None of the 17 provider keys are set. Open Settings → AI → Providers and save at least one. The platform will not auto-fall-back to mock mode in production.

"Provider X failed: 401 Unauthorized"

The API key is invalid or has been rotated. Re-save the key in Settings → AI. The platform's _sync_db_to_env() runs on every save and writes the new key into the worker environment.

"Provider X failed: 429 Too Many Requests"

The provider is rate-limiting the platform. The default retry is 3 attempts with exponential back-off (retry_429(max_retries=3, base_delay=2.0)). After 3 failures the call is recorded in LLMUsage with zero tokens and the user gets a 502.

"Daily cost cap exceeded"

The user has hit their UserAICap.daily_cost_cap_usd. Either wait until tomorrow or raise the cap in a Django shell.

"Jules auto-fix did not create a PR"

Inspect GET /api/v1/jules/history/{service_id}/ for the failure reason. The most common cause is that the suggested fix exceeded MAX_FILES_PER_JULES_PR (5) or MAX_BYTES_PER_JULES_PR (50000).

"Provider 'jules' not in JULES_ALLOWED_HOSTS"
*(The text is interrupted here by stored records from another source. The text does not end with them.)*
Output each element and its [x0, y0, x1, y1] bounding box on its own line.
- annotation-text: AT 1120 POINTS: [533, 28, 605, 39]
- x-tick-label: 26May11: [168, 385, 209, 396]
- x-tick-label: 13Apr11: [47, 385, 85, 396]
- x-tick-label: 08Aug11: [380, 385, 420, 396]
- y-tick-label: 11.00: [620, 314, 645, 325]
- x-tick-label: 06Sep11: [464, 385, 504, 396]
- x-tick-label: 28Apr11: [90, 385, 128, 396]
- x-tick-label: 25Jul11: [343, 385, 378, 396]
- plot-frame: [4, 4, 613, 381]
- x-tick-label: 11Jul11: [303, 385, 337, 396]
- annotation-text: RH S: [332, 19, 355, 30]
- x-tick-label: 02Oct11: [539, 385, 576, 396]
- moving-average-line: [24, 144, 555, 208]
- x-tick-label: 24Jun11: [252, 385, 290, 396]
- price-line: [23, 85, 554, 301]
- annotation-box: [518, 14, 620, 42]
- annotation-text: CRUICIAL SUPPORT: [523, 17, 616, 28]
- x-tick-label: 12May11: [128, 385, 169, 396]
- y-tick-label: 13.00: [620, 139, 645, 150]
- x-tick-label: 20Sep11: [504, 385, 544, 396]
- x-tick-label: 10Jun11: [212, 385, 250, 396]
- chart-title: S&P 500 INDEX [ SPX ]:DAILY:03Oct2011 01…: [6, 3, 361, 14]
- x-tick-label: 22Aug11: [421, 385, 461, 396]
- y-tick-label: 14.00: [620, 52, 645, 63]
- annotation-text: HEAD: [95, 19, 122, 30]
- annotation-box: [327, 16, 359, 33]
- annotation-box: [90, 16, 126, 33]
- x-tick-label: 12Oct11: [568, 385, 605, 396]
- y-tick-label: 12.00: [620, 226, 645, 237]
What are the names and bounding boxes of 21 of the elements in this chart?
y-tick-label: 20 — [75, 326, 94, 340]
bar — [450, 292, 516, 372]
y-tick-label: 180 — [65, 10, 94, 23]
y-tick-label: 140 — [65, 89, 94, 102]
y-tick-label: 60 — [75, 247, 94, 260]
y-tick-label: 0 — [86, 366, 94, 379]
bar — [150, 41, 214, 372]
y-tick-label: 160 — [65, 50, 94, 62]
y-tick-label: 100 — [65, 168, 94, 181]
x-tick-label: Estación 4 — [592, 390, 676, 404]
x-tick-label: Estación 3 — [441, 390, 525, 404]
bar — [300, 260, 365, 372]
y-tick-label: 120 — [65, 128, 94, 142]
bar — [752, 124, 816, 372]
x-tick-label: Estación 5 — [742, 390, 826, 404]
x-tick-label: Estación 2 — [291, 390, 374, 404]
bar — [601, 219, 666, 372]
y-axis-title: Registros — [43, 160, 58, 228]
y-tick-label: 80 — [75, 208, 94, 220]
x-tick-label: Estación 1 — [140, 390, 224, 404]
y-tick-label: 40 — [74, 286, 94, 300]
The platform's JULES_ALLOWED_HOSTS setting is missing the host portion of jules_base_url. Default is ['api.jules.google.com']. If you self-host Jules, add the host to the allowlist in .env:

JULES_ALLOWED_HOSTS=api.jules.google.com,jules.internal.example.com

Streaming cuts off after the first chunk

The platform's reverse proxy (Traefik) has a 60s idle timeout by default. Long streams (Senate committees with 5 members) may exceed this. Raise the timeout in traefik_dynamic.yml (transport.respondingTimeouts.idleTimeout).